At this stage, the importance of attracting the most talented and highly motivated individuals to nuclear medicine programs is essential considering the expansion of knowledge also in non-oncological fields such as cardiology, neurology, musculoskeletal disorders, infectious and inflammatory disease along with the rapid evolution of theragnostic. This could emphasize the essential role of functional imaging in different settings. Namely, the ability to involve passionate and trained professionals is the key to improving not only the interactions between different specialist figures and resolving existing doubts but also ensuring a bright future for nuclear medicine.

Conclusion

In conclusion, the present web-based National Italian Survey exploring uncertainty toward oncology PET/CT underlined the “still not” complete confidence with PET/CT indications, as well as the need to facilitate access to PET/CT indications and their update.

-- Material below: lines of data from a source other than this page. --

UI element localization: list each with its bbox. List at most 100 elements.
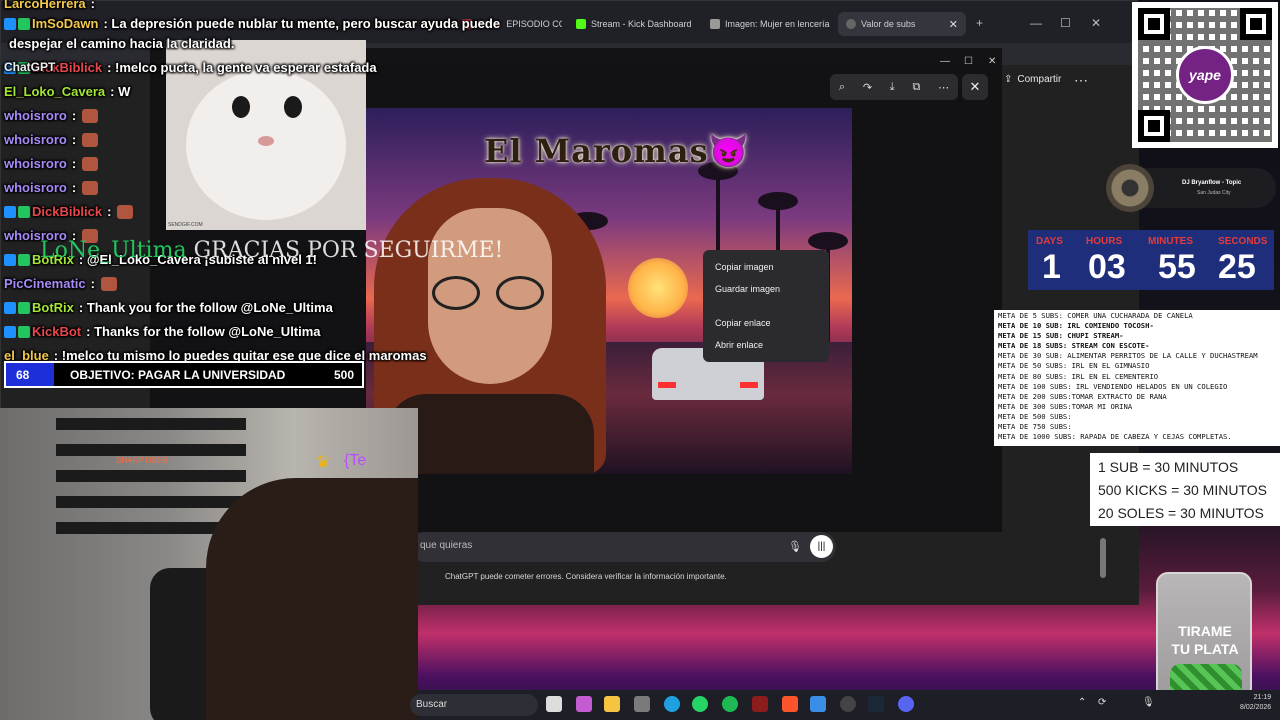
download-icon[interactable]: ⤓ (890, 81, 895, 94)
microphone-icon[interactable]: 🎙 (788, 540, 802, 553)
chat-text: : (107, 204, 112, 219)
follow-alert: LoNe_Ultima GRACIAS POR SEGUIRME! (40, 238, 503, 263)
sub-goal-item: META DE 300 SUBS:TOMAR MI ORINA (998, 401, 1133, 411)
copy-image-item[interactable]: Copiar imagen (703, 256, 829, 278)
brave-icon[interactable] (782, 696, 798, 712)
timer-hours: 03 (1088, 248, 1126, 286)
maximize-icon[interactable]: ☐ (1060, 16, 1071, 30)
steam-icon[interactable] (868, 696, 884, 712)
share-button[interactable]: ⇪ Compartir (1004, 74, 1061, 85)
close-viewer-button[interactable]: ✕ (962, 74, 988, 100)
chatgpt-label: ChatGPT (4, 60, 56, 74)
webcam-feed: SHARP USER ♛ {Te (0, 408, 418, 720)
verified-badge-icon (18, 253, 30, 266)
share-arrow-icon[interactable]: ↷ (863, 81, 872, 94)
subathon-timer: DAYS HOURS MINUTES SECONDS 1 03 55 25 (1028, 230, 1274, 290)
viewer-maximize-icon[interactable]: ☐ (964, 56, 973, 67)
chat-username[interactable]: ImSoDawn (32, 16, 98, 31)
crown-text: {Te (344, 452, 367, 469)
tab-valor-de-subs[interactable]: Valor de subs ✕ (838, 12, 966, 36)
chat-text: despejar el camino hacia la claridad. (9, 36, 235, 51)
goal-fill (6, 363, 54, 386)
open-link-item[interactable]: Abrir enlace (703, 334, 829, 356)
prompt-placeholder: que quieras (420, 540, 473, 551)
chat-username[interactable]: whoisroro (4, 180, 67, 195)
tray-mic-icon[interactable]: 🎙 (1142, 697, 1155, 708)
dota-icon[interactable] (752, 696, 768, 712)
chat-badge-icon (4, 253, 16, 266)
chat-message: ImSoDawn: La depresión puede nublar tu m… (4, 16, 500, 31)
discord-icon[interactable] (898, 696, 914, 712)
close-tab-icon[interactable]: ✕ (949, 18, 958, 31)
chat-username[interactable]: DickBiblick (32, 204, 102, 219)
zoom-icon[interactable]: ⌕ (839, 81, 845, 94)
context-menu: Copiar imagen Guardar imagen Copiar enla… (703, 250, 829, 362)
taskbar-clock[interactable]: 21:19 8/02/2026 (1240, 693, 1271, 713)
tab-imagen[interactable]: Imagen: Mujer en lencería p (710, 14, 830, 34)
chat-message: whoisroro: (4, 132, 99, 147)
emote-icon (82, 180, 99, 195)
track-album: San Judas City (1197, 190, 1231, 196)
chat-username[interactable]: BotRix (32, 300, 74, 315)
chatgpt-taskbar-icon[interactable] (840, 696, 856, 712)
tray-chevron-icon[interactable]: ⌃ (1078, 697, 1086, 708)
viewer-minimize-icon[interactable]: — (940, 56, 950, 67)
rate-soles: 20 SOLES = 30 MINUTOS (1098, 505, 1264, 521)
sub-goal-item: META DE 1000 SUBS: RAPADA DE CABEZA Y CE… (998, 432, 1232, 442)
save-image-item[interactable]: Guardar imagen (703, 278, 829, 300)
more-icon[interactable]: ⋯ (938, 81, 949, 94)
tray-sync-icon[interactable]: ⟳ (1098, 697, 1106, 708)
edge-icon[interactable] (664, 696, 680, 712)
task-view-icon[interactable] (546, 696, 562, 712)
chat-message: BotRix: Thank you for the follow @LoNe_U… (4, 300, 333, 315)
scrollbar[interactable] (1100, 538, 1106, 578)
voice-mode-button[interactable]: ||| (810, 535, 833, 558)
emote-icon (117, 204, 134, 219)
whatsapp-icon[interactable] (692, 696, 708, 712)
copilot-icon[interactable] (576, 696, 592, 712)
viewer-close-window-icon[interactable]: ✕ (988, 56, 996, 67)
file-explorer-icon[interactable] (604, 696, 620, 712)
chat-badge-icon (4, 205, 16, 218)
sub-goals-list: META DE 5 SUBS: COMER UNA CUCHARADA DE C… (994, 310, 1280, 446)
chat-message: El_Loko_Cavera: W (4, 84, 130, 99)
notepad-icon[interactable] (810, 696, 826, 712)
timer-days: 1 (1042, 248, 1061, 286)
clock-time: 21:19 (1253, 694, 1272, 701)
open-external-icon[interactable]: ⧉ (912, 81, 920, 94)
chat-text: : Thanks for the follow @LoNe_Ultima (86, 324, 321, 339)
tab-kick-dashboard[interactable]: Stream - Kick Dashboard (576, 14, 696, 34)
chat-username[interactable]: whoisroro (4, 108, 67, 123)
prompt-input[interactable] (410, 532, 836, 562)
verified-badge-icon (18, 17, 30, 30)
chat-username[interactable]: PicCinematic (4, 276, 86, 291)
timer-days-label: DAYS (1036, 236, 1063, 247)
chat-text: : (71, 156, 77, 171)
chat-message: PicCinematic: (4, 276, 117, 291)
chatgpt-tab-icon (846, 19, 856, 29)
track-title: DJ Bryanflow - Topic (1182, 180, 1242, 186)
sub-goal-item: META DE 15 SUB: CHUPI STREAM- (998, 331, 1124, 341)
spotify-icon[interactable] (722, 696, 738, 712)
more-options-icon[interactable]: ⋯ (1074, 72, 1088, 89)
sub-goal-item: META DE 500 SUBS: (998, 411, 1072, 421)
chat-username[interactable]: whoisroro (4, 132, 67, 147)
timer-seconds-label: SECONDS (1218, 236, 1268, 247)
goal-progress-bar: 68 OBJETIVO: PAGAR LA UNIVERSIDAD 500 (4, 361, 364, 388)
window-blind (56, 470, 246, 482)
close-window-icon[interactable]: ✕ (1091, 16, 1101, 30)
copy-link-item[interactable]: Copiar enlace (703, 312, 829, 334)
tail-light (658, 382, 676, 388)
chat-username[interactable]: El_Loko_Cavera (4, 84, 105, 99)
chat-username[interactable]: whoisroro (4, 156, 67, 171)
chat-message: DickBiblick: !melco pucta, la gente va e… (4, 60, 377, 75)
minimize-icon[interactable]: — (1030, 16, 1042, 30)
rate-subs: 1 SUB = 30 MINUTOS (1098, 459, 1239, 475)
chat-username[interactable]: KickBot (32, 324, 81, 339)
store-icon[interactable] (634, 696, 650, 712)
yape-logo: yape (1176, 46, 1234, 104)
qr-finder (1240, 8, 1272, 40)
new-tab-icon[interactable]: + (976, 16, 983, 30)
chat-message: LarcoHerrera: (4, 0, 95, 11)
chat-username[interactable]: LarcoHerrera (4, 0, 86, 11)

Moreover, a structured PET/CT report with a clarification on essential features within the report is warranted. In this scenario, the increased participation of nuclear physicians in oncological guideline committees, the improvement of the relationship with the referring physicians, as well as the continuous training among all specialists involved in cancer patients’ management could be effective and reliable strategies to solve existing doubts.